In SAS product family, limited dependent variable modeling could use PROCs QLIM, NLMIXED, or PHREG. In some design, other variants of survival models could be formulated. This writing focuses on the newly released high performance Proc HPQLIM from SAS Institute. The focus is on how HPQLIM, as compared with traditional Proc QLIM in SAS ETS, can support estimation involving much more variables and carrying out modeling in time several magnitudes faster.

Two computer environments are used for this comparison. The first one is a Windows 2008 Server R2, running Intel Xeon X7560, 2.27 GHz, 2.26 GHz (2 processors), 16 GB RAM, 64 bit OS. Let us call it OC (old client). The second one is a GreenPlum Appliance, with 1 worker node managing a grid of 32 worker nodes. 96 GB per node. Let us call it GA

The data used are from a training course that has ~19,372 observations and 27 variables (10 used as explanatory variables). To compare, I run one model using this data set as it is (call it model 0). Then stack the data set 400 time to get ~7.7 million observations, still the same 27 variables. I then run three models: using Proc Qlim running on OC (model 1), using Proc HPQLIM on OC (model 2) and using Proc HPQLIM on GA (model 3). Models 1, 2, 3 yield identical meaningless models. The computational performance provided by HPQLIM hopefully will interest you, if not impress you. The size of 7.7 million observations used for modeling, to data base marketing models, is still considered small. As far as I know, for QLIM models, this size is exceptionally large. While there are other reasons not many variables are used in limited dependent variable models, I am sure computational constraint in Proc QLIM is major one.

As of this release, HPQLIM does not support CLASS statement. I therefore comment out Class statement from all four models.

Target distribution is below. So you see a Proc QLIM may be suitable

 The log below shows process details for model 0 using 19K observations. Real time 4.6o seconds.
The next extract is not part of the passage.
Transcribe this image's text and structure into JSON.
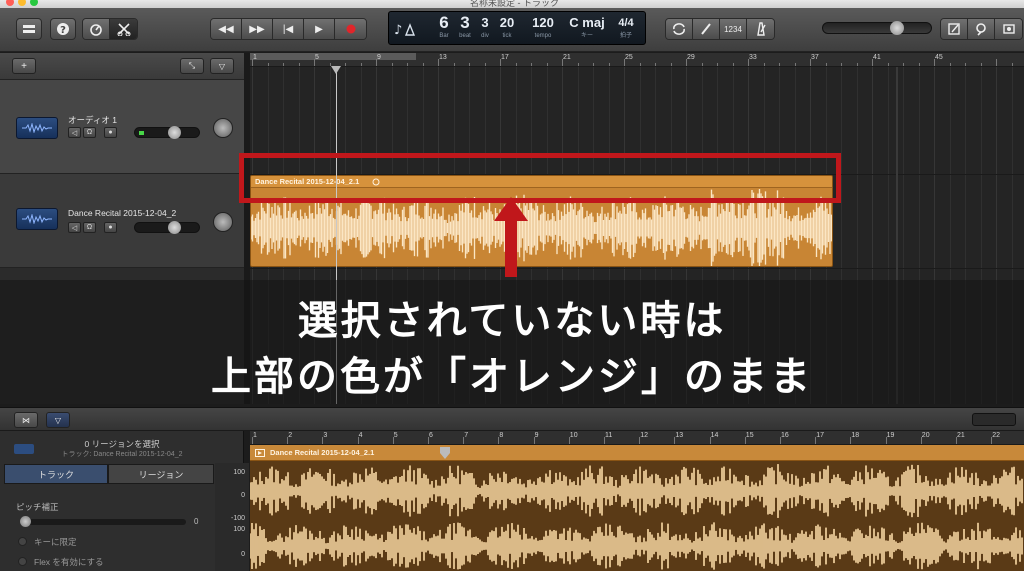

The next log is from running model 1, 7.7 million observations, 38 minutes and 7 seconds real time

When HPQLIM is engaged (still running on OC, the old computer), performance improved dramatically (see below). This is due to the fact SAS High-Performance PROCs default to take advantage of symmetric multiprocessing (SMP) mode, if SMP is enabled on the computer. This is the case with OC

Then I ran HPDS2 to copy the big data set to GA appliance (25.92 seconds) and repeated the model using HPQLIM. The model is identical. The real time is 1 minute 24.20 seconds, 21.21 second CPU time. (I replicated it in 29 seconds before, but tonight GA appears a bit busy)

I don't necessarily believe one should engage table as tall as 7.7 million for QLIM. I think better potential lies in that you may widen the table by including more input variables for consideration. Some of my friends told me they cannot realistically launch sample selection models and stochastic frontier models if the data set is relatively wide, under Proc QLIM. Hopefully HPQLIM changes that.


  1. Jason, glad to know SAS rolls out more High Performance analytic procedures. But Type 1 Tobit model (the one you used) can be efficiently estimated using PROC LIFEREG, 60 times more efficient. I think you should use a Heckman's selection model or Type 4, Type 5 Tobit model to demonstrate the full power of HPQLIM.

  2. Thank you for the comment.

    As of Feb 2013, SAS has about 25 HP PROCS. Some are brand new like HPFOREST. Some are from STAT, from ETS and Enterprise Miner. There is one from OR as well, HPLSO, local search optimization (this one actually is my favorite since my edu major actually was OR). They are all solid, production grade. Many are not as rich as their counterpart in STAT and ETS; they are more computation oriented. HPQLIM is one of such. I have a 104-page SAS training course document on TOBIT that shows exactly as you suggested, about Proc QLIM. Some capabilities covered there are yet to be added to HPQLIM.

    My plan for this 'first round' is to cover as many HP PROCs as possible. Due to the diverse nature of the HP PROCS, this first round is going to be a 'coarse and computation' round. Hopefully, at second round, I can put on finer and more 'exquisite' examples.

    One variable is file system variation. I have received emails asking if I can show examples on Hadoop. Currently I am working on a random foerst on Apache HD using SAS HPFOREST, 22 million records and 150 variables (later on the year MapR is a possibility). Another one is HPNEURAL. Next one is SVM in Enterprise Miner. And next is text mining.... Roughly 4 posts a month. Some will be on Teradata appliance box as well.